Interference in the stock market by Japanese government shows wary signs

Much of this year's economic debate has centred around global central banks and more so those operating in advanced economies who have taken to exhausting the limits of its policies to new extremes in introducing bold yet questionable moves in shifting interest rates below zero for the first time in recorded history in an effort to curb a decline in economic activity.

Besides this, another crucial function of monetary policy is the asset sales and purchases that take place as part of the process of decreasing or increasing the money supply respectively. However over the years since the Financial Crisis central banks have announced numerous rounds of purchases all of which has created a shortage of appropriate instruments to use when stimulating.

The Bank of Japan has faced this dilemma for some time and has resulted in it now owning over half of the listed Japanese Equity ETFs. Not only is this worrisome but the continuation of this policy measure provides doubt concerning the true valuation of equities considering the artificial demand stemming from these purchases.  

Furthermore Japanese equities aren't only finding favour from the BOJ but also the Government Pension Investment Fund of Japan, the world's largest pension fund. The fund shifted it's strategy almost two years ago by opting to focus it's accumulation into equities whilst squeezing out bonds, a decision that was largely influenced by Shinzo Abe's government who saw the frightening outflows from Japanese equity markets.    
However the fund made headlines for all the wrong reasons recently when it reported a loss of $52 billion for the quarter ended June saying it had been affected by the aftershocks of Brexit but more importantly the strengthening of the Yen, a factor that's been troubling government's for some time, leaving many wondering if the government's efforts to prevent a fresh crisis had failed in its entirety.

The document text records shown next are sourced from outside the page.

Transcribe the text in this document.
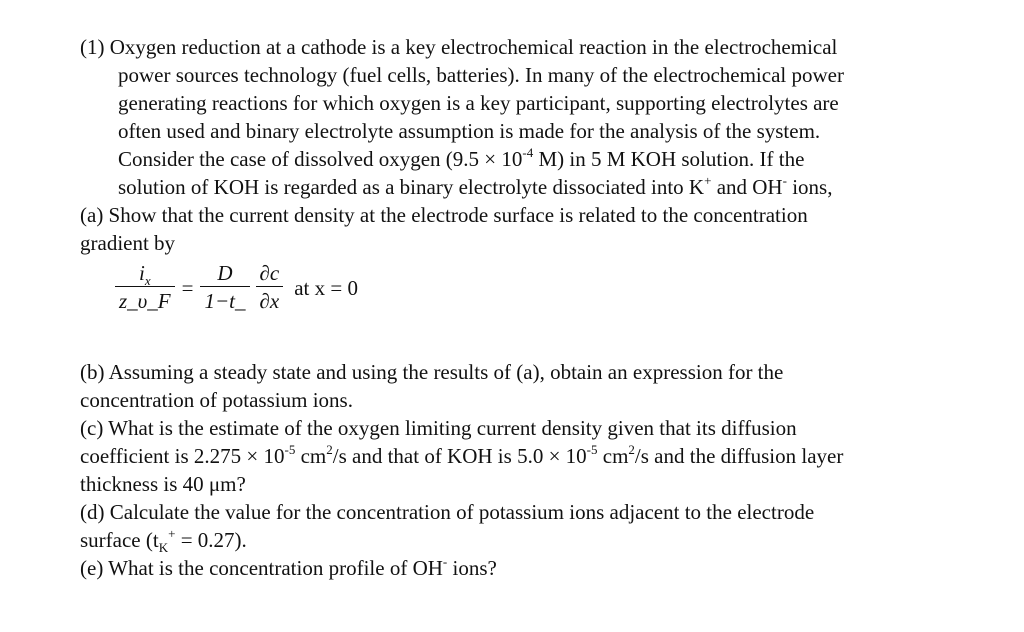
(1) Oxygen reduction at a cathode is a key electrochemical reaction in the electrochemical
power sources technology (fuel cells, batteries). In many of the electrochemical power
generating reactions for which oxygen is a key participant, supporting electrolytes are
often used and binary electrolyte assumption is made for the analysis of the system.
Consider the case of dissolved oxygen ($9.5 \times 10^{-4}$ M) in 5 M KOH solution. If the
solution of KOH is regarded as a binary electrolyte dissociated into K+ and OH- ions,
(a) Show that the current density at the electrode surface is related to the concentration
gradient by
$\frac{i_x}{z\_\upsilon\_F} = \frac{D}{1-t\_} \frac{\partial c}{\partial x}$ at x = 0
(b) Assuming a steady state and using the results of (a), obtain an expression for the
concentration of potassium ions.
(c) What is the estimate of the oxygen limiting current density given that its diffusion
coefficient is $2.275 \times 10^{-5}$ $cm^2/s$ and that of KOH is $5.0 \times 10^{-5}$ $cm^2/s$ and the diffusion layer
thickness is 40 μm?
(d) Calculate the value for the concentration of potassium ions adjacent to the electrode
surface $(t_K^+ = 0.27)$.
(e) What is the concentration profile of OH- ions?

Combine the two organisations stakes together and they register as the largest stockholder in approximately 25% of all companies listed on the Tokyo Stock Exchange.

There can only be one conclusion when confronted with the facts, Japanese citizens don't share the same confidence in the country or its economy as its government does. If they did the government wouldn't find the necessity to hold such a significant stake to hide the truth...

Consider for a moment the scale with which an unwinding of such investment would demand from interested buyers.

Perhaps an economy that doesn't suffer from a lack of structural reform that subsequently weighs down efforts by government to turnaround the situation yet falters the economy at every site of a recovery.